After two years of fretting all summer long about my fall classes, I finally learned the first of my Things I Learned the Hard Way (Thing 1): Class preparation expands to fill the time you give it.
This truth is sometimes called Parkinson’s law: any task will fill the amount of time you allot for it. Starting too soon was only hurting me and not necessarily improving my teaching. Let me reiterate: this advice does not apply to first-year teachers, who have to invent everything afresh. One of the best choices I ever made was the summer I prepared my entire eighth-grade U.S. history class in advance, right down to every overhead. But those of us who are experienced must learn to rely on that experience more than we feel like we should. I know that if I give myself a maximum of two weeks before the start of classes, I can complete the syllabi in time and feel more refreshed.
As is the case with any job, the daily, on-the-ground work can blind us educators to the larger perspective of what brought us here to begin with. Most of us went to graduate school because we had a deep passion for our discipline, a passion that typically translates into a desire to share that passion with other learners. We became teachers because we wanted to profess our love and persuade others to join us in it. Andrew Delbanco notes that “the true teacher must always be a professor in the root sense of the word—a person undaunted by the incremental fatigue of repetitive work, who remains ardent, even fanatic, in the service of his calling.”

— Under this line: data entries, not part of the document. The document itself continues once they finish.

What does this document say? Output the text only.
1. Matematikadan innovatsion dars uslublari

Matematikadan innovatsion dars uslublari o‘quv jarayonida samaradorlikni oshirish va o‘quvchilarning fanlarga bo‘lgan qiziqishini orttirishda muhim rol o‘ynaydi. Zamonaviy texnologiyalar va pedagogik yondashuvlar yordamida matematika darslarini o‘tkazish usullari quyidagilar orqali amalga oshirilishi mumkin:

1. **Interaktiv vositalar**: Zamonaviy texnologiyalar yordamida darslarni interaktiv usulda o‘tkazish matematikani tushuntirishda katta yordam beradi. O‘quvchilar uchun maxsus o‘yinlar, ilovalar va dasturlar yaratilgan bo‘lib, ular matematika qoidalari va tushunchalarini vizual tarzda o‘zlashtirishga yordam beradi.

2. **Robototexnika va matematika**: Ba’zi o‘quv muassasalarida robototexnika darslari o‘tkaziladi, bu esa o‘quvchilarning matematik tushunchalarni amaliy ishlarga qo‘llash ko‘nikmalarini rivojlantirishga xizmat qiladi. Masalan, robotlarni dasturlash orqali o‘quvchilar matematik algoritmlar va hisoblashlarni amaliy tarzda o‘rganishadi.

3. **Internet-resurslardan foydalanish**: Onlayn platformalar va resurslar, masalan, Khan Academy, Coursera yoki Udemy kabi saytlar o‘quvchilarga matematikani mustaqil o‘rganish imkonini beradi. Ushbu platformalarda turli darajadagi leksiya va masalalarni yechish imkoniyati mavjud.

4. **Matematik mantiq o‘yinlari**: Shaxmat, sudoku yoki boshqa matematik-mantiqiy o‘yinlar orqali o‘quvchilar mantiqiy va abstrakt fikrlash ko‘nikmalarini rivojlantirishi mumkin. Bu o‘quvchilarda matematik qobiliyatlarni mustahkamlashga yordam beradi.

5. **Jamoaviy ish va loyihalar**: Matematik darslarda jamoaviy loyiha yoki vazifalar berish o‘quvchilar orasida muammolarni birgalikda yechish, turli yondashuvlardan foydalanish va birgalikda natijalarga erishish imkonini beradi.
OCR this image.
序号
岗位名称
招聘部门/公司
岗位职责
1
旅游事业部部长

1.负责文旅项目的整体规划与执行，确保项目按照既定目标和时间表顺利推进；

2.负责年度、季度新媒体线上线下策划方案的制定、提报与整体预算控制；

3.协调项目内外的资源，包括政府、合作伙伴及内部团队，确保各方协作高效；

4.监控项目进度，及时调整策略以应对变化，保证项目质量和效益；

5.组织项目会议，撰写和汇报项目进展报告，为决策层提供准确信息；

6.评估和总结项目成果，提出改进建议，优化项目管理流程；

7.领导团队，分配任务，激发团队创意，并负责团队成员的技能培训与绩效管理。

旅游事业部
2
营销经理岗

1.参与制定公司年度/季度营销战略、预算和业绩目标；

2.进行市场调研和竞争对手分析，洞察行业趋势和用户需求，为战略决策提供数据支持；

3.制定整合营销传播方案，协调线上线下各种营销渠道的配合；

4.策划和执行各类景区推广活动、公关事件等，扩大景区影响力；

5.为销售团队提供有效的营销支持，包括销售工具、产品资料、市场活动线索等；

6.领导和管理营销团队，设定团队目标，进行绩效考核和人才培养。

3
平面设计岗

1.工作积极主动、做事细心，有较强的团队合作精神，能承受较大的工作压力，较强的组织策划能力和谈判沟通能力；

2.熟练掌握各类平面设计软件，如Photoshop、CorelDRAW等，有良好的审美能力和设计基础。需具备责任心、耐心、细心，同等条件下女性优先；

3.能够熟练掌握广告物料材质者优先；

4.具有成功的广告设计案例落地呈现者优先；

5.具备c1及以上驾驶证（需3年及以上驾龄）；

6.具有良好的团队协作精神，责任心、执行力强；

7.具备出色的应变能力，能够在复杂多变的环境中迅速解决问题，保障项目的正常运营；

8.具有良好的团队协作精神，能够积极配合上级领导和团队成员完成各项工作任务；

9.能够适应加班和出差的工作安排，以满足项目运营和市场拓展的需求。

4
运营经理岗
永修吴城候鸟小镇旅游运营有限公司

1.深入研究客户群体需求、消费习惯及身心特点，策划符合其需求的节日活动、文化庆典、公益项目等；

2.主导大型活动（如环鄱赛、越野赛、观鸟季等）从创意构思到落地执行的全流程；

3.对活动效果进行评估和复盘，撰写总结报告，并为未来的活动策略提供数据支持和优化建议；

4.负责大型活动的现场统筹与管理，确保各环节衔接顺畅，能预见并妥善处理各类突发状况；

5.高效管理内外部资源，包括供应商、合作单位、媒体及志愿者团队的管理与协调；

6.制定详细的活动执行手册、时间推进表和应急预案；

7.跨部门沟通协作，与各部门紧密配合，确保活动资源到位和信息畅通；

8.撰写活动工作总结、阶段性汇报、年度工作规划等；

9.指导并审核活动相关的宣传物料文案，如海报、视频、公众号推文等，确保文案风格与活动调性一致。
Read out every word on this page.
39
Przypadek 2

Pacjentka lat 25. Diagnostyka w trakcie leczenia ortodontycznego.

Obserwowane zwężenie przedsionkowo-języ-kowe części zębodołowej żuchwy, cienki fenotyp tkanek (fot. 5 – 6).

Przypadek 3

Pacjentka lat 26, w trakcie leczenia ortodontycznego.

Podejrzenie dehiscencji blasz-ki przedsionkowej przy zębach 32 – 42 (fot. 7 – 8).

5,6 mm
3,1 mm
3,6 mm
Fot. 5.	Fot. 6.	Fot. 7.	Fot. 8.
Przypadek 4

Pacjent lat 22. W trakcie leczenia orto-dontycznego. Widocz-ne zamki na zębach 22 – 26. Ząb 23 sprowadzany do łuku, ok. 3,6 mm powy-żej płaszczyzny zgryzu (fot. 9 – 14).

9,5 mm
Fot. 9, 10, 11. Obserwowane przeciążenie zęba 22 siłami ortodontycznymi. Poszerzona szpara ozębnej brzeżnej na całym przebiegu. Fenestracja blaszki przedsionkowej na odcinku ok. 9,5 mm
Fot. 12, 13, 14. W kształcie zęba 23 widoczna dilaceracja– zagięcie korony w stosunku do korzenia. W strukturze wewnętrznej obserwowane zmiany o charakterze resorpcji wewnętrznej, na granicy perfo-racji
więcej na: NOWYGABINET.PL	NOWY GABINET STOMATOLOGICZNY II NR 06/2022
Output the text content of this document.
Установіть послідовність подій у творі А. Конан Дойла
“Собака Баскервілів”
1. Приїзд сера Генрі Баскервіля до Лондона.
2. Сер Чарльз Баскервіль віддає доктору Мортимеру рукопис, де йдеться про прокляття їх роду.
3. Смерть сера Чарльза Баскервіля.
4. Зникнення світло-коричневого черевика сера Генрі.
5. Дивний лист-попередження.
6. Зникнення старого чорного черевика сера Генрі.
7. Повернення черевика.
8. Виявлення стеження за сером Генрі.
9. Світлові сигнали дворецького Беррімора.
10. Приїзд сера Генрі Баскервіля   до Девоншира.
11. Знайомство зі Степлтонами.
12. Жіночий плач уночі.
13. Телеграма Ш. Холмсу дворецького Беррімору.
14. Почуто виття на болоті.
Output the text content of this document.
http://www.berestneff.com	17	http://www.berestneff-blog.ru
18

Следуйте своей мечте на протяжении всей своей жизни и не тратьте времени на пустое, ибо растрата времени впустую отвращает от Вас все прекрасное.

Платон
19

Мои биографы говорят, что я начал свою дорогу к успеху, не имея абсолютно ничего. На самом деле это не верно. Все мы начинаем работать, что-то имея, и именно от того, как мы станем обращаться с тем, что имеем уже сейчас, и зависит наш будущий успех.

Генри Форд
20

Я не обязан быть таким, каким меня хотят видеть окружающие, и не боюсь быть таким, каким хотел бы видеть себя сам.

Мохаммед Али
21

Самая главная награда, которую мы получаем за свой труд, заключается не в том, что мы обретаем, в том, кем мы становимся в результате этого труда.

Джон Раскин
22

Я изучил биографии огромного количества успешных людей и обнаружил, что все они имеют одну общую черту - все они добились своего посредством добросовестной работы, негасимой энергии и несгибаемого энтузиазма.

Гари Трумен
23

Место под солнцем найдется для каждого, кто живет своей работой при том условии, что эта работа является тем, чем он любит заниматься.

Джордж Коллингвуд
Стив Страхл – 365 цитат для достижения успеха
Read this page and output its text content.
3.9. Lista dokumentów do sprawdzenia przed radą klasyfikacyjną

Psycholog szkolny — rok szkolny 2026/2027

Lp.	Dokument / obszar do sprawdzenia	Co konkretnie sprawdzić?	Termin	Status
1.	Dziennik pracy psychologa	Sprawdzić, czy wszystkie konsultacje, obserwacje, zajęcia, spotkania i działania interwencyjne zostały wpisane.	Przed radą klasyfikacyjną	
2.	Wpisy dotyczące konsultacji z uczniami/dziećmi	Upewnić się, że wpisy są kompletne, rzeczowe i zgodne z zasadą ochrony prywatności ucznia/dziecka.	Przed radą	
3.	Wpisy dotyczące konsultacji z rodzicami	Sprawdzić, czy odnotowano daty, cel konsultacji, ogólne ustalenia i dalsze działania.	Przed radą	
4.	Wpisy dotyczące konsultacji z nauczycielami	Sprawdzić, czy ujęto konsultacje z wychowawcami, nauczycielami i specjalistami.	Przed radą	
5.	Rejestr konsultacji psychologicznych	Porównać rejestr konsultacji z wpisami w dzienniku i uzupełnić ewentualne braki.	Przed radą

The question is, how do we get that passion back, year after year, semester after semester?
Step 2: Take a Retreat. Only Rule: Bring No School Materials Except Your Roster.
My first piece of advice is to recognize that returning to that level of focus and intensity in the service of others is spiritual work, and it is very difficult. Since I discovered that I need to carve out time for this kind of work, I always plan a pre-school retreat. A couple of weeks before the start of every semester that I teach, I book a local hotel for two nights, and use the time alone to pray for the ability to burst into my classes with joy instead of to limp into them with despondency.
The somewhat bizarre and little-understood truth of most college professors and many high school teachers is that we are introverts. We are the ones who always loved to sit in a room with only our books for hours on end. We are the ones who got up early in the morning to do homework by ourselves. And like many other introverts, I married an extrovert (God bless him). I have only one child, and he is also an extrovert (God bless him). What this means is that when the semester gets really busy and I feel like I’m talking all the time, I begin to crave things that I know I don’t actually want, like living by myself in a hut in the Outer Hebrides. A hotel may not have the sea spray and rugged landscape of Scotland, but if you want to, you can enjoy forty-eight hours without talking to a single person. When I go, that is my first goal. Because I am preparing for a spiritual marathon.
I book an area hotel through Hotwire. Other educators I know drive farther away, relishing the time in the car and a more beautiful destination. It doesn’t matter, as long as you have large chunks of time to yourself without your spouse or children. Don’t bring your computer. Just bring your journal, relaxing music, books from your Soul Shelf (see chapter 6 of the book), an iPad with Netflix—whatever it takes for you to relax and re-energize. The word “recreation” has lost its original meaning in our culture. We need time away from what we do in order to re-create ourselves into the best version of who we are.
Beyond that, I bring only one school-related thing: my roster of students for the upcoming semester.
It always helps me to rediscover the passion I have for teaching when I pray for my students by name. I do this precisely because I’m no saint. Since I have QALD and would rather stay at home and work on my latest book than go back to the classroom, I often have to write prayers in my journal for an embarrassingly long time just to remember that my vocation is to love and serve the students.